Now, nearly fifteen years since that gathering in Wyoming, bicycle and pedestrian advocacy is no longer a fringe issue advanced by a handful of activists scattered across the country. We’ve matured into a professional, engaged movement that speaks with authority and stretches from coast to coast.
Like the Alliance, the concept of Complete Streets was born and raised by grassroots leaders.
A decade ago, local advocates pressed their government officials and city planners for “routine accommodation” of cyclists and pedestrians. While it sounded somewhat clumsy, routine accommodation was a transformative idea. It represented a holistic approach, ensuring all transportation projects were built or redesigned with facilities for users of all ages and abilities. But the term was uninspiring to decision makers. Worse, it was stale jargon to community members. To make meaningful progress, everyone knew we needed a vibrant phrase that captured the spirit of our vision. Positive and pro-active, “complete streets” became the new rallying cry — and caught fire fast.
The Alliance is a proud partner of the National Complete Streets Coalition because we share a common vision — streets that invite active transportation because they are safe, accessible and enjoyable for bicyclists and pedestrians. We rely on the Coalition to highlight best practices, centralize key resources, and lead the charge for complete streets at a federal level. We work closely with the Coalition, because we recognize Complete Streets campaigns are one of the most powerful tools for grassroots advocates to transform their communities and build their organization’s capacity.

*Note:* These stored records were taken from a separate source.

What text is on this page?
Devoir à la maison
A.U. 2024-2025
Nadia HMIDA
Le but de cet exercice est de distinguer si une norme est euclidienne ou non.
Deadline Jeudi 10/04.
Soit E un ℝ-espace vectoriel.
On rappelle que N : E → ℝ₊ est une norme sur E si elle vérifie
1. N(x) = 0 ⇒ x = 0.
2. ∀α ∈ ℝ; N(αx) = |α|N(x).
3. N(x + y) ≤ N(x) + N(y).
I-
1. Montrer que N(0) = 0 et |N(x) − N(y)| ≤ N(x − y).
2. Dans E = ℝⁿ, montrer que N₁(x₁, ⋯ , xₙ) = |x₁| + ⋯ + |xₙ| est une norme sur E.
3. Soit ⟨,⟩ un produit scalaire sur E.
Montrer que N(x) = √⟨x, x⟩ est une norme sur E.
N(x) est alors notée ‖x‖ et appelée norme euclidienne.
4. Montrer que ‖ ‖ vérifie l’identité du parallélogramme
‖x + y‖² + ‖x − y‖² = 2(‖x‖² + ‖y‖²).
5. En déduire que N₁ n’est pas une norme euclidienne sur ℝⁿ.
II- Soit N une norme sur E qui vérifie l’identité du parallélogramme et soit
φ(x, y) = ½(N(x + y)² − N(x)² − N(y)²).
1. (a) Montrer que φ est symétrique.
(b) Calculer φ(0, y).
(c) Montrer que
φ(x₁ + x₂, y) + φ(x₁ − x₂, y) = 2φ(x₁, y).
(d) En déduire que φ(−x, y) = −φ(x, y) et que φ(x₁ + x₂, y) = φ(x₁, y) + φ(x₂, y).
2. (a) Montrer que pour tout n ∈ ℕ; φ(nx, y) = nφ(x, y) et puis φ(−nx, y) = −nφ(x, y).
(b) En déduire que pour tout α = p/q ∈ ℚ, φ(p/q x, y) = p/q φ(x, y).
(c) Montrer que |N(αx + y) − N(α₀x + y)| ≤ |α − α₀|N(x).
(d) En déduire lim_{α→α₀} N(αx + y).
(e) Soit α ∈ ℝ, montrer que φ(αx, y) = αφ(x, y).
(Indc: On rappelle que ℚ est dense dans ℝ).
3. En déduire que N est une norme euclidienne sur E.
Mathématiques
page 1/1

It may not be a silver bullet, but, simply put, a well-written and enforced Complete Streets policy makes the advocate’s job easier. Instead of fighting for accommodation on each and every road construction or redesign, grassroots leaders have an avenue to shape the vision for their community and partner with their transportation officials to make it a reality.
Complete streets help grassroots advocates build partnerships, too. Health care professionals and environmental activists recognize the role of incomplete streets in fueling climate change and feeding an epidemic of obesity. Groups that advocate for students, seniors, and those with disabilities understand that complete streets liberate and empower citizens of all ages and abilities.
So it’s no surprise that complete streets is often the hottest topic at the Alliance’s Winning Campaigns Trainings. Participants are eager to use the three-day workshop to jumpstart a complete streets campaign in their community. They’re fired up to make their streets safer, rally more members, and build new relationships. And, thanks to the National Complete Streets Coalition, they know they’re part of an exciting, growing movement that spans the globe.